Amy Dupree danced in Dallas for seven years, on and off, before quitting the business almost two years ago. She has since founded an organization called Amy's Friends, which is dedicated to helping women make the transition out of dancing -- helping them find jobs, getting them off their addiction to the quick cash that comes with dancing. So far, Dupree says, she has helped 14 women ease out of the topless business.

"You're not going to believe this, but two days ago, I found out Dawn called one of the women in my group," Dupree says. "She told her that she was very proud of the girl for getting out and making a change in her life. Can you believe that? I've never heard of that before."


Pauly Shore is about to announce the winner for Best Topless Bar in the Southwest, but Rizos is nowhere to be found. She and Sharon Furrh, her closest ally in the business, have disappeared to the women's restroom. Perhaps it's just as well, since Shore announces the winner as "The Lounge in Dallas, Texas." Several among the crowd correct him -- it's The Lodge -- to which he responds, "It's not like I'm getting paid a lot of money for this gig."
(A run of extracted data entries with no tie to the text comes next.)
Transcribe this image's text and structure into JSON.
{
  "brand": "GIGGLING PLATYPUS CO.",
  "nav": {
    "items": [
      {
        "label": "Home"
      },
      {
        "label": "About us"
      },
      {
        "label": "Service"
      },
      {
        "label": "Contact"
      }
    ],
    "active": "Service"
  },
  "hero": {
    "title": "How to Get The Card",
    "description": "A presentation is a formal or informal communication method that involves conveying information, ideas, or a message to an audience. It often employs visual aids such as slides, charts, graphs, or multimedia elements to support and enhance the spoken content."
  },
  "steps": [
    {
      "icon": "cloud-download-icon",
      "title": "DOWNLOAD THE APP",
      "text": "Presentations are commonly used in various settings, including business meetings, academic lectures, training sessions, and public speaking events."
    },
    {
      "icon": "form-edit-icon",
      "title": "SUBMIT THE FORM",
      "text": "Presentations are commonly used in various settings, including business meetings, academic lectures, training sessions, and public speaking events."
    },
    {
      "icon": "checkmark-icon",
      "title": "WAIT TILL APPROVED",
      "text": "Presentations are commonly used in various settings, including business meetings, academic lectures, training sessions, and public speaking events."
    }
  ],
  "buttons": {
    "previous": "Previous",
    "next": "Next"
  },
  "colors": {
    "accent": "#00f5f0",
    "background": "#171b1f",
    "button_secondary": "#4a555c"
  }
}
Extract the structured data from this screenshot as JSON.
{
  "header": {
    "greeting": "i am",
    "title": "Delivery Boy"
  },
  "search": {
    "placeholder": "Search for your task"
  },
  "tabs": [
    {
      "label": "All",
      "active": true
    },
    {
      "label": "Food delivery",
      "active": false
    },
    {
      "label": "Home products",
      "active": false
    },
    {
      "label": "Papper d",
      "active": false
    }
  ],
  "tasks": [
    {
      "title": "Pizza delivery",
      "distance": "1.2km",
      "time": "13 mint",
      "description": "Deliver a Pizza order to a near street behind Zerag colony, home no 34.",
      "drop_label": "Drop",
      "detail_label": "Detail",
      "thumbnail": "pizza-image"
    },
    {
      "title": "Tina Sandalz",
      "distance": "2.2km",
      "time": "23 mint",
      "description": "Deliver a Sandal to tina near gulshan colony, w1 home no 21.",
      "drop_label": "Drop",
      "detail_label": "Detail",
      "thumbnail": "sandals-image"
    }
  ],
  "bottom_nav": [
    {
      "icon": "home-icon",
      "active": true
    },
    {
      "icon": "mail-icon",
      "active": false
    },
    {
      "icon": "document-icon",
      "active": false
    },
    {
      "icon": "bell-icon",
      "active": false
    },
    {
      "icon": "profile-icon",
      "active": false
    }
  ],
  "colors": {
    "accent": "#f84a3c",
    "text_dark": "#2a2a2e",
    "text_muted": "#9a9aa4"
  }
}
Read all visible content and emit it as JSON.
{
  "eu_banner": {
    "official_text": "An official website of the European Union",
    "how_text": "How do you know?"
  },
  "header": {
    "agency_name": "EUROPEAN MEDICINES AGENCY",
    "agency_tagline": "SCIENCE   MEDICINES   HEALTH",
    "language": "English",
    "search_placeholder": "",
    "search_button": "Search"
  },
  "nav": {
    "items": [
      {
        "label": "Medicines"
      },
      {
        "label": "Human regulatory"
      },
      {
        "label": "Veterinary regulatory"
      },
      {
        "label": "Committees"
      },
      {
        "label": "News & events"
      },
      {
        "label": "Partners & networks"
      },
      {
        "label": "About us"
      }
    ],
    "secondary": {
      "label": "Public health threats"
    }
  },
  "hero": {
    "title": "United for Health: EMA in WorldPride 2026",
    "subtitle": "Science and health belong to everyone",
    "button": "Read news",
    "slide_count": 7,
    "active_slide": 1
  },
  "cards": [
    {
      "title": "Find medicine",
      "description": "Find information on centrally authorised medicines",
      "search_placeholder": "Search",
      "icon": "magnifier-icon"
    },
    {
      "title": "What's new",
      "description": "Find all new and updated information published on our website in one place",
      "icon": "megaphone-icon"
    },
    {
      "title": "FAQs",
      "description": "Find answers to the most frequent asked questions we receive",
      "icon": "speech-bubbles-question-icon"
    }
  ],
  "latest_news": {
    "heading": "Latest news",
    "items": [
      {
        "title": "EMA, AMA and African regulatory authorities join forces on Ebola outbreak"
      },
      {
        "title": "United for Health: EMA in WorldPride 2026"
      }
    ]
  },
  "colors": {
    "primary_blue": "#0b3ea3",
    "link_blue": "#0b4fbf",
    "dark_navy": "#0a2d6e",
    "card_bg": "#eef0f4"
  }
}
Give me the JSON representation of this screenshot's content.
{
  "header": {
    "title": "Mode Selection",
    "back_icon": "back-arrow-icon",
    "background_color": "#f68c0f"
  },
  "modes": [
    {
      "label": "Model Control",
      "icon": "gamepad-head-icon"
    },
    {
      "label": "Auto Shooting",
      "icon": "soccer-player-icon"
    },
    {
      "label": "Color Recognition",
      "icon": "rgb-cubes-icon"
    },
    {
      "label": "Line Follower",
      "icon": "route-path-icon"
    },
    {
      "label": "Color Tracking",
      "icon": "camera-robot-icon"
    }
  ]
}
Since Rizos is not around, Nick begrudgingly ambles to the stage to collect the award. He scans the crowd, looking for Dawn. When he can't find her, he offers only this: "I'm not going to say too much. I'm Greek."

Sharon Furrh returns before Dawn and explains that it's no disaster that she missed accepting this particular award. "It's not the big one," she explains, referring to the Best Club award. When she returns to the table, holding the plaque, Rizos says only, "That's not the prize I wanted."

About half an hour later, Shore begins reading the list of nominees for Best Club. Rizos sits quietly, anxiously. Her butterflies are almost contagious. Finally, he announces the winner.

"The Men's Club, Dallas."

A Caligula manager sitting at a nearby table yells, "Bullshit!" For a moment, it appears as though Rizos' eyes are beginning to well up with tears. But perhaps that's just because the room is thick with smoke. She turns and offers a weak smile.

"Do you have to write down that The Men's Club won?" Dawn asks jokingly.

Nick smirks and grunts: "We'll get 'em next year."

After that, some former Miss Nude Galaxy takes the stage and begins undressing. It's time to go home.